I’m working on a chat application built with a React frontend and Flask backend. I’ve integrated Langsmith to evaluate my bot’s responses, but now I need to pull the evaluation data and show it in my dashboard.
Is there a way to fetch performance statistics from Langsmith through REST endpoints? I’ve been looking through their documentation but haven’t found clear examples of how to access this data programmatically.
import requests
def fetch_bot_metrics():
# Need to implement API call to get Langsmith data
endpoint = "https://api.langsmith.com/metrics"
headers = {"Authorization": "Bearer YOUR_TOKEN"}
response = requests.get(endpoint, headers=headers)
return response.json()
Has anyone successfully retrieved evaluation results from Langsmith using their API? What’s the correct approach for this?
Pulling metrics from multiple endpoints and doing manual correlation sucks. Been there when I was building chatbot dashboards.
Skip wrestling with Langsmith’s API - I built a Latenode workflow that does this automatically. It grabs data from any endpoints you need, handles the correlation, and feeds clean metrics straight to your dashboard.
Set it once, forget it. No more manual API calls or matching runs to feedback. Latenode transforms the data and aggregates however you want.
Mine runs hourly to keep dashboards current. Way better than Python scripts that break whenever Langsmith updates.
Honestly, the LangChain Python SDK beats raw REST calls every time. Just from langsmith import Client then client.read_runs() with filters - you get everything without fighting endpoints. Way less headache than manual API work.
yup, had the same issue. u should switch to /runs and maybe use query params for better filtering by project. also, double-check your API key; it needs to be exact from the langsmith settings!
Been there before with Langsmith integration. The metrics aren’t at a single endpoint like you’d expect.
I had to combine data from multiple calls to get what I needed for our internal dashboard. First grab runs with /runs endpoint, then pull feedback separately from /feedback. The tricky part is correlating them.
Here’s what actually worked for me:
def fetch_bot_metrics(project_id):
base_url = "https://api.smith.langchain.com"
headers = {"Authorization": f"Bearer {api_key}"}
# Get runs first
runs_response = requests.get(
f"{base_url}/runs",
headers=headers,
params={"project_id": project_id, "limit": 100}
)
# Then feedback for those runs
feedback_response = requests.get(
f"{base_url}/feedback",
headers=headers,
params={"run_ids": [r["id"] for r in runs_response.json()]}
)
Note the base URL is different than what you have. Also make sure your API key has the right scope for reading evaluation data.
Aggregating the metrics yourself is annoying but gives you more control over what shows up in your dashboard.
Use the /runs/stats endpoint - it gives you all the aggregated metrics without having to piece together multiple API calls.

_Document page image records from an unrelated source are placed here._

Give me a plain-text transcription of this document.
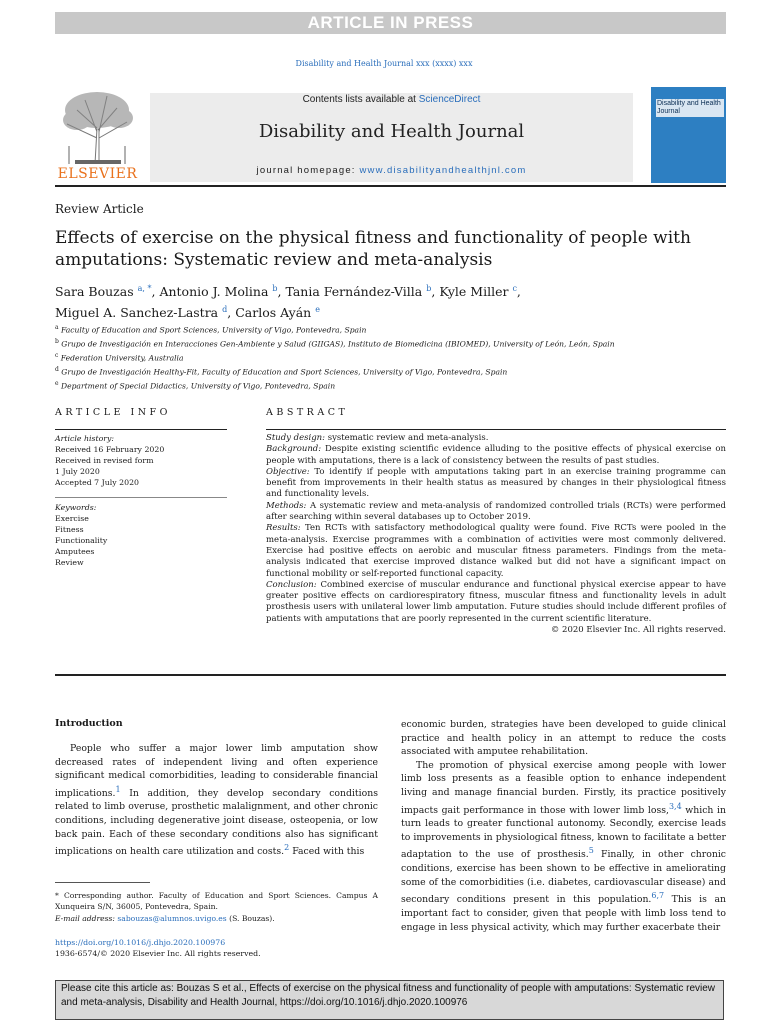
ARTICLE IN PRESS
Disability and Health Journal xxx (xxxx) xxx
ELSEVIER
Contents lists available at ScienceDirect
Disability and Health Journal
journal homepage: www.disabilityandhealthjnl.com
Disability and Health Journal
Review Article
Effects of exercise on the physical fitness and functionality of people with amputations: Systematic review and meta-analysis
Sara Bouzas $^{a, *}$, Antonio J. Molina $^b$, Tania Fernández-Villa $^b$, Kyle Miller $^c$,
Miguel A. Sanchez-Lastra $^d$, Carlos Ayán $^e$
$^a$ Faculty of Education and Sport Sciences, University of Vigo, Pontevedra, Spain
$^b$ Grupo de Investigación en Interacciones Gen-Ambiente y Salud (GIIGAS), Instituto de Biomedicina (IBIOMED), University of León, León, Spain
$^c$ Federation University, Australia
$^d$ Grupo de Investigación Healthy-Fit, Faculty of Education and Sport Sciences, University of Vigo, Pontevedra, Spain
$^e$ Department of Special Didactics, University of Vigo, Pontevedra, Spain
ARTICLE INFO	ABSTRACT
Article history:
Received 16 February 2020
Received in revised form
1 July 2020
Accepted 7 July 2020
Keywords:
Exercise
Fitness
Functionality
Amputees
Review
Study design: systematic review and meta-analysis.
Background: Despite existing scientific evidence alluding to the positive effects of physical exercise on people with amputations, there is a lack of consistency between the results of past studies.
Objective: To identify if people with amputations taking part in an exercise training programme can benefit from improvements in their health status as measured by changes in their physiological fitness and functionality levels.
Methods: A systematic review and meta-analysis of randomized controlled trials (RCTs) were performed after searching within several databases up to October 2019.
Results: Ten RCTs with satisfactory methodological quality were found. Five RCTs were pooled in the meta-analysis. Exercise programmes with a combination of activities were most commonly delivered. Exercise had positive effects on aerobic and muscular fitness parameters. Findings from the meta-analysis indicated that exercise improved distance walked but did not have a significant impact on functional mobility or self-reported functional capacity.
Conclusion: Combined exercise of muscular endurance and functional physical exercise appear to have greater positive effects on cardiorespiratory fitness, muscular fitness and functionality levels in adult prosthesis users with unilateral lower limb amputation. Future studies should include different profiles of patients with amputations that are poorly represented in the current scientific literature.
© 2020 Elsevier Inc. All rights reserved.
Introduction

People who suffer a major lower limb amputation show decreased rates of independent living and often experience significant medical comorbidities, leading to considerable financial implications.$^1$ In addition, they develop secondary conditions related to limb overuse, prosthetic malalignment, and other chronic conditions, including degenerative joint disease, osteopenia, or low back pain. Each of these secondary conditions also has significant implications on health care utilization and costs.$^2$ Faced with this

economic burden, strategies have been developed to guide clinical practice and health policy in an attempt to reduce the costs associated with amputee rehabilitation.

The promotion of physical exercise among people with lower limb loss presents as a feasible option to enhance independent living and manage financial burden. Firstly, its practice positively impacts gait performance in those with lower limb loss,$^{3,4}$ which in turn leads to greater functional autonomy. Secondly, exercise leads to improvements in physiological fitness, known to facilitate a better adaptation to the use of prosthesis.$^5$ Finally, in other chronic conditions, exercise has been shown to be effective in ameliorating some of the comorbidities (i.e. diabetes, cardiovascular disease) and secondary conditions present in this population.$^{6,7}$ This is an important fact to consider, given that people with limb loss tend to engage in less physical activity, which may further exacerbate their

* Corresponding author. Faculty of Education and Sport Sciences. Campus A Xunqueira S/N, 36005, Pontevedra, Spain.
E-mail address: sabouzas@alumnos.uvigo.es (S. Bouzas).
https://doi.org/10.1016/j.dhjo.2020.100976
1936-6574/© 2020 Elsevier Inc. All rights reserved.
Please cite this article as: Bouzas S et al., Effects of exercise on the physical fitness and functionality of people with amputations: Systematic review and meta-analysis, Disability and Health Journal, https://doi.org/10.1016/j.dhjo.2020.100976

I ran into this same problem building my Flask dashboard and this solved it. Just pass your project_id and you’ll get computed averages, success rates, and evaluation scores in one response. Way cleaner than pulling individual runs and feedback separately. The endpoint’s poorly documented but it handles everything server-side. Double-check you’re hitting https://api.smith.langchain.com and that your API key has analytics permissions turned on in Langsmith console.
Hit this same issue last month building analytics for our customer service bot. Langsmith’s API docs are terrible - they don’t tell you which endpoints actually have the evaluation data.
I ended up using /projects/{project_id}/runs with include_stats=true. Gets you run details and evaluation metrics in one call instead of hitting multiple endpoints.
Here’s the catch though - you won’t see any evaluation data unless you’ve set up evaluators in your Langsmith project first. Took me way too long to figure that out. No evaluators = empty metrics no matter what endpoint you use.
One more thing - their rate limiting is brutal. Had to add exponential backoff to my Flask service because requests kept getting throttled. Definitely cache the results since evaluation metrics barely change anyway.
wrong endpoint - use /sessions or /feedback instead. the sessions endpoint worked for me when pulling eval data. don’t forget the project_id query param or you’ll get a mess of everything.
Just dealt with this and had to dig around for hours. You want the /runs endpoint but need specific query parameters for aggregated metrics. /runs/query with POST works way better than GET for complex filtering. Include your project ID and specify which evaluation metrics you want in the request body. Their docs are trash on this - I used the network tab in their web interface to see what API calls they actually make. Also check your API key permissions. Most keys are read-only by default and won’t let you access evaluation data.